Another 100 A5 zines added - see list below. We’re now at 1,745.

Tweaked the contributor pages a bit and I’m happy enough with them to leave it be, at least until all the contributor data is in. I think the Ed Pinsent page is probably a great example of what I’m trying to achieve here. Contributors who are not publishers, and vice versa, will only show one list now.

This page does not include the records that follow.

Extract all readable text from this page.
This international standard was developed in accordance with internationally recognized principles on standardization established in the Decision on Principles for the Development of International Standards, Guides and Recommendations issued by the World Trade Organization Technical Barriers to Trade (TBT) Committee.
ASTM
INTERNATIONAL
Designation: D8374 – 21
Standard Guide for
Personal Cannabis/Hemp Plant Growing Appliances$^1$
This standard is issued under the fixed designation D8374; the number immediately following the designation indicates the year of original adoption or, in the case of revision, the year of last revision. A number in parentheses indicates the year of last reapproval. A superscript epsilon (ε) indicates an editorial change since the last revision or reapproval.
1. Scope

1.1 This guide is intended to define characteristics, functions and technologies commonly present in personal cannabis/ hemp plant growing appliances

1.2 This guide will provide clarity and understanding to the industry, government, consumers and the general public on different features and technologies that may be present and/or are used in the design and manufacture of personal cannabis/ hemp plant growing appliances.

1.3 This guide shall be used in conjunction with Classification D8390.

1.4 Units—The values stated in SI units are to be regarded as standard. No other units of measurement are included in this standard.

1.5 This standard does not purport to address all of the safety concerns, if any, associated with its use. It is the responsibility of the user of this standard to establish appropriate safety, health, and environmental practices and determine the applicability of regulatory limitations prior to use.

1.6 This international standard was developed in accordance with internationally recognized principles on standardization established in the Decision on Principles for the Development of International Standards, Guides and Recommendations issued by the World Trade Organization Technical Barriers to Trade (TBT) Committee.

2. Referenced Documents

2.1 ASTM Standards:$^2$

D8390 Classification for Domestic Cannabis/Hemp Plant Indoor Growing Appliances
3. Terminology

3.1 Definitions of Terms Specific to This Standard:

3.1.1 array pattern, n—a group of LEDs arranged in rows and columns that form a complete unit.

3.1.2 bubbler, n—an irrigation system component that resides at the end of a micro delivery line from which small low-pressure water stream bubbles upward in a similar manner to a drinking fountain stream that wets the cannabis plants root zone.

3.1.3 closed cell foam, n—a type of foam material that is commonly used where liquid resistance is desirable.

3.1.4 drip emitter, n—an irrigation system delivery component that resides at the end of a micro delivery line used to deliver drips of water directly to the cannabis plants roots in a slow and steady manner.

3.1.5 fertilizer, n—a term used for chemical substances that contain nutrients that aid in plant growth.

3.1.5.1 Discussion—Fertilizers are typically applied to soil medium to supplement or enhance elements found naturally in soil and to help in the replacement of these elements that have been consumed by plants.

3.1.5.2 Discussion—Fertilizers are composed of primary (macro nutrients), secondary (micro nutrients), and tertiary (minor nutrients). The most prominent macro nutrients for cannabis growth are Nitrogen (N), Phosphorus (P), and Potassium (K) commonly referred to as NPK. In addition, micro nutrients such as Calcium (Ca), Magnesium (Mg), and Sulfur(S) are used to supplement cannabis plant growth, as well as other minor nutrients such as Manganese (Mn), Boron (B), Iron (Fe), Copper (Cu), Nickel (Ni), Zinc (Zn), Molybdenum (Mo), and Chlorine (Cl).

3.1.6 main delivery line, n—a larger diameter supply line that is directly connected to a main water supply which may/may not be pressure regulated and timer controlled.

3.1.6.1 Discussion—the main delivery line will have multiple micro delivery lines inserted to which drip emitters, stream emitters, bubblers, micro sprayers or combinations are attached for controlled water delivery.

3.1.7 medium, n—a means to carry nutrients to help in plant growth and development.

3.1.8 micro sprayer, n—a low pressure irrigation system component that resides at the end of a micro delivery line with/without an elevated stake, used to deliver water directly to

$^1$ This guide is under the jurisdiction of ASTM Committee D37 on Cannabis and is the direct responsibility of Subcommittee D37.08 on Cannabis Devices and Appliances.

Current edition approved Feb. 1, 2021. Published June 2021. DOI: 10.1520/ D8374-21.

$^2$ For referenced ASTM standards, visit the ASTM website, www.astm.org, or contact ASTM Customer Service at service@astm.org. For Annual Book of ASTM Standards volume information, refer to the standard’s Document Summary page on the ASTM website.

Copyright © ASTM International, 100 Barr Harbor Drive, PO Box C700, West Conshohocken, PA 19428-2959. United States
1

The Covers by year published is probably not going to stick around - I wanted to see if there was any aesthetic change to the zines over the 15-ish years of the archive, and there kind of is? The pre-90s stuff definitely looks different and you can sort of see when the influence of decent home computing kicks in around the 2000s. Sadly a good quarter of the zines do not have dates and I don’t like how unrepresentative this makes this page.

Something I realised when seeing the zines listed by year was this does not represent when I actually acquired them. A significant number of zines from the 80s and early 90s were bought many years after they were published, as I discovered new people and wanted to get their old stuff. I doubt it would even be possible to date them by when acquired but that would tell a true-er story of the archive.

The Roadmap will stick around. This is how I envisage this project unfolding over the next few years, assuming my circumstances stay the same. Remember, this is a Long-Covid “I have to do something or else I’ll go mad” project so it’s perversely dependent on my Long-Covid not getting better.

I found a strip by Tim Brown recounting him meeting me at a comic convention in 2000 and have added it to the Timeline with a bit of context.

Oh, and I found a copy of my first zine, PDS. It’s as bad any zine made by a bunch of 15 year old idiots might be (there’s more stuff by my mates in there than I remembered) but it’s where I started and I’m hopefully old enough not to be embarrassed by it anymore. See 1989 in the Timeline.

Notable uploads

Allens by Ralph Kidson and Martin Meeks is what I was talking about in this blog post about finding graffiti by Ralph in a pub toilet in January this year.

Obsidian, a very amateur comics anthology from 1988, looked really, really familar for some reason, and then I remembered I bought it at UKCAC 1988 where they’d rented as table. Given the quality of the contents it was definitely a “me and my mates could do this” sort of moment.

Murder Can Be Fun is a neat example of the range of zines that were out there, especially from the USA, and if we want to go with the “zines begat blogs” narrative this could be seen as a precursor to the true crime podcast, being a collection of stories about weird deaths. But also of note is the Tower Records price sticker. There was a branch in Birmingham in the late 90s and they imported zines, a few of which I bought. (cf Azmacourt, a zine about asthma inhalers, also purchased at Tower Records Birmingham.)